Masuknya Nederlandsch
Zendeling Genootschap
Keadaan berubah dalam abad ke-19, ketiga orang penginjil pertama tiba di Maluku. Mereka dikirim oleh
Nederlandsch Zendelingsgenootschap (NZG) suatu perkumpulan Portestan yang khusus didirikan untuk
usaha-usaha penyebaran agama. Kegiatan mereka ditujukan terutama kepada pendidikan anak-anak
pribumi. Dengan demikian banyak sekolah yang didirikannya, dan untuk memperoleh guru-guru yang terlatih.
Zending masuk ke Indonesia pada tahun 1814, pada masa pendudukan Inggris, yang datang dari Belanda dan
di dukung oleh London Missionary Society, memulai aktivitas keagamaan mereka, terutama ditujukan kepada
penduduk lokal. Joseph Kam adalah orang yang diutus pada tahun 1814 ke Ambon dan ia melayani kepulauan
Maluku hingga wafatnya pada tahun 1833.Misi-misi terkemuka lainnya adalah ke pulau-pulau lain di Maluku,
Sumatra dan Jawa
Kondisi untuk membuka daerah misi baru dapat dikatakan menguntungkan pada akhir tahun 1890-an.
Setelah arus keluar pendeta ortodoks ke UZV, sekitar tahun 1864, orang-orang ortodoks bergabung dengan
NZG pada tahun 1970-an dan 1980-an, menciptakan keinginan untuk membuka daerah-daerah baru. Pada
periode tahun 1864 dan 1890, NZG hanya mengirimkan 11 orang, termasuk enam pengkhotbah bantuan. Salah
satunya, Roskes, kembali ke Belanda dan menjadi wakil direktur NZG. Tahun 1890 dianggap sebagai tahun
meningkatnya kejayaan lembaga misionaris. Sekolah Zending mulai mendidik siswa dalam jumlah besar dan
ada pembicaraan lagi tentang perluasan jumlah pos pekabaran Injil. Menurut Neurdenburg, tidak semua
orang bisa ditempatkan di Jawa, dan dengan demikian, pos pekabaran Injil yang baru harus dibuka.[2]
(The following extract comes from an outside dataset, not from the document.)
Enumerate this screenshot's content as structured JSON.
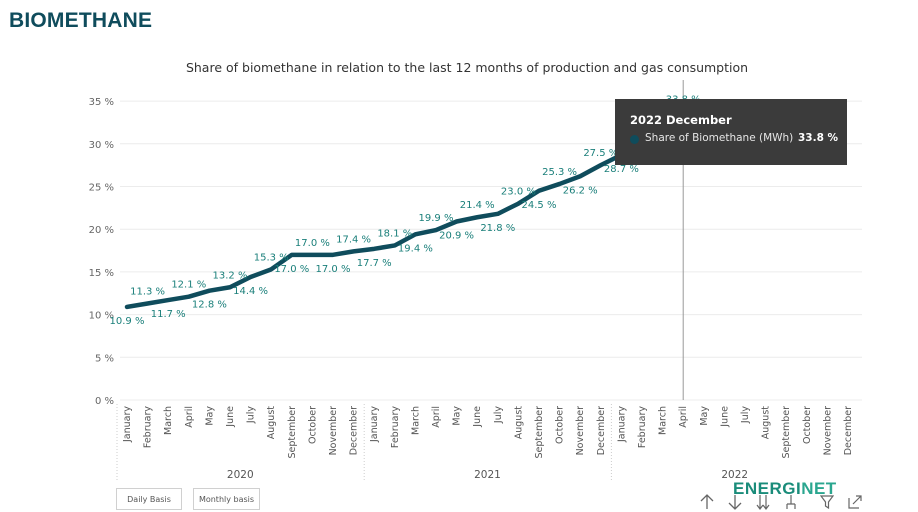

14 April 1890, Pdt. H.C. Kruyt bersama Nicolas Pontoh menginjakkan kakinya di Tanah Karo (Sumatra Timur,
sekarang Sumatra Utara). Kruyt sebelumnya sudah bertugas di Minahasa, dan kemudian ditugaskan oleh NZG
untuk mengemban misi untuk mengkristenkan Suku Karo.
Penugasan Kruyt cenderung bersifat politis untuk menjinakkan Suku Karo yang sedang melakukan
perlawanan kepada pihak Belanda dengan melakukan pembakaran terhadap bangsal/gudang perusahaan-
perusahaan Eropah di Sumatra Timur. Menyadari hal tersebut, Kruyt kemudia memilih berhenti dan kembali
ke Belanda dan menjadi penulis hingga akhir hidupnya.
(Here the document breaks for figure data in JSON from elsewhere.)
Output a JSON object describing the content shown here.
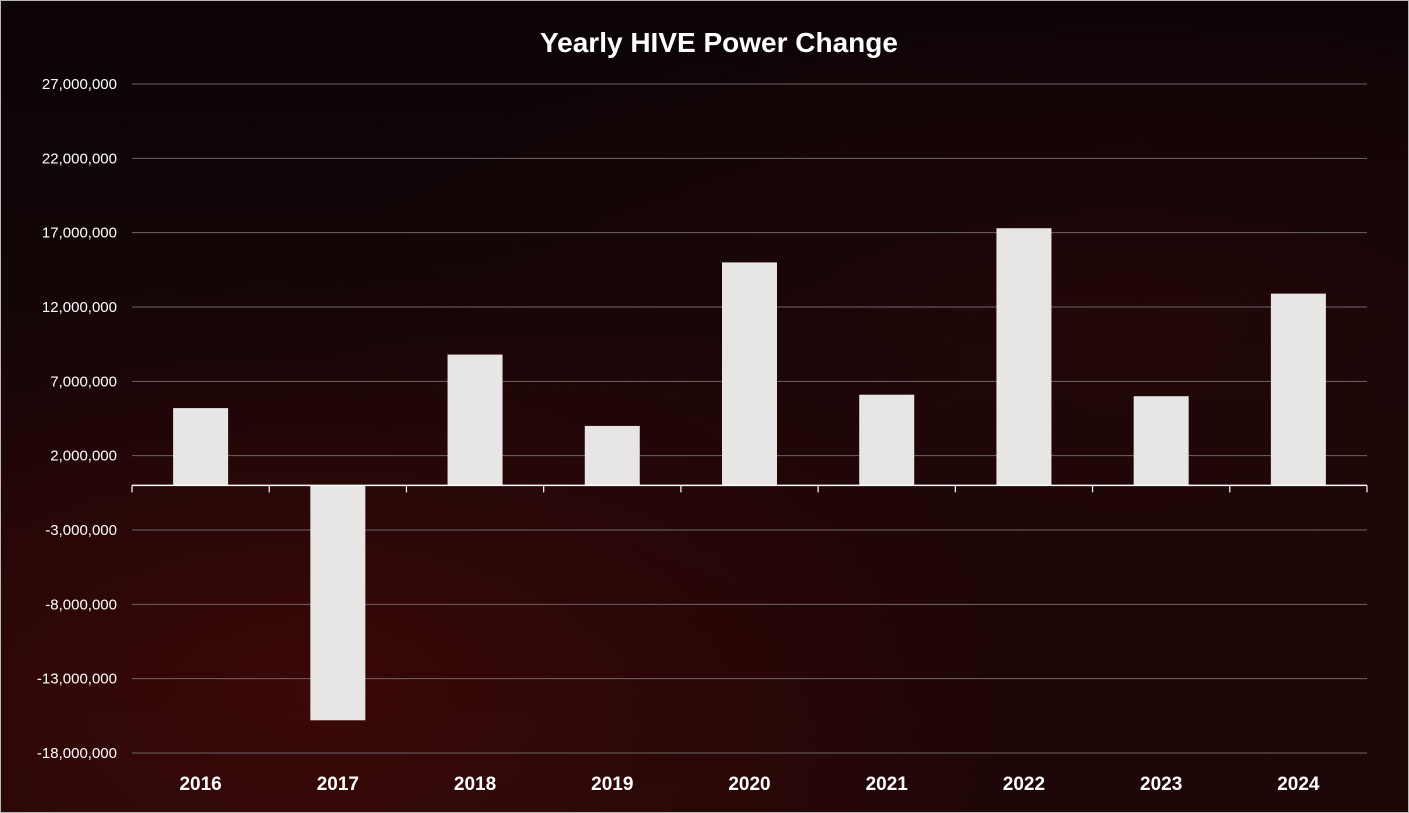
{
  "chart_data": {
    "type": "bar",
    "title": "Yearly HIVE Power Change",
    "xlabel": "",
    "ylabel": "",
    "categories": [
      "2016",
      "2017",
      "2018",
      "2019",
      "2020",
      "2021",
      "2022",
      "2023",
      "2024"
    ],
    "values": [
      5200000,
      -15800000,
      8800000,
      4000000,
      15000000,
      6100000,
      17300000,
      6000000,
      12900000
    ],
    "ylim": [
      -18000000,
      27000000
    ],
    "yticks": [
      27000000,
      22000000,
      17000000,
      12000000,
      7000000,
      2000000,
      -3000000,
      -8000000,
      -13000000,
      -18000000
    ],
    "ytick_labels": [
      "27,000,000",
      "22,000,000",
      "17,000,000",
      "12,000,000",
      "7,000,000",
      "2,000,000",
      "-3,000,000",
      "-8,000,000",
      "-13,000,000",
      "-18,000,000"
    ],
    "grid": true,
    "legend": "none",
    "colors": {
      "bar": "#e8e6e5",
      "grid": "#6e6466",
      "axis": "#ffffff",
      "text": "#ffffff"
    }
  }
}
NZG kemudia mengirim Pdt. J.K. Wijngaarden yang sebelumnya bertugas di Pulau Sewu untuk menggantikan
tugas yang ditinggalkan Kruyt. Namun beliau meninggal dunia saat bertugas akibat terserang malaria,
sehingga tugasnya sementara dilanjutkan oleh istrinya Dina Wijgaarden hingga penggantinya Pdt. M. Joustra
tiba.
Tanggal 14 April 1890 kemudian diperingati sebagai hari Sehna Berita Meriah Man Kalak Karo atau hari
"Sampainya Injil kepada orang Karo". Dan 9 tahun kemudian (24 Desember 1899) bangunan gereja pertama
kali bagi Suku Karo berdiri dan ditahbiskan oleh Pdt. Meint Joustra di Buluhawar yang dikenal dengan Karo
Kerk atau Gereja Karo.
Tahun 1941, Belanda takluk oleh Nazi Jerman di Perang Dunia, mengakibatkan semua aset di tanah jajahan
Belanda diambil alih oleh Jerman, tidak terkecuali lahan zending. Sehingga Zending Karo sebutan untuk
kegiatan penginjilan Tanah Karo yang dikelola oleh NZG diambilalih oleh Rheinische Missionsgesellschaft
yang sebelumnya sudah menggarap zending di Tanah Batak/Tapanuli.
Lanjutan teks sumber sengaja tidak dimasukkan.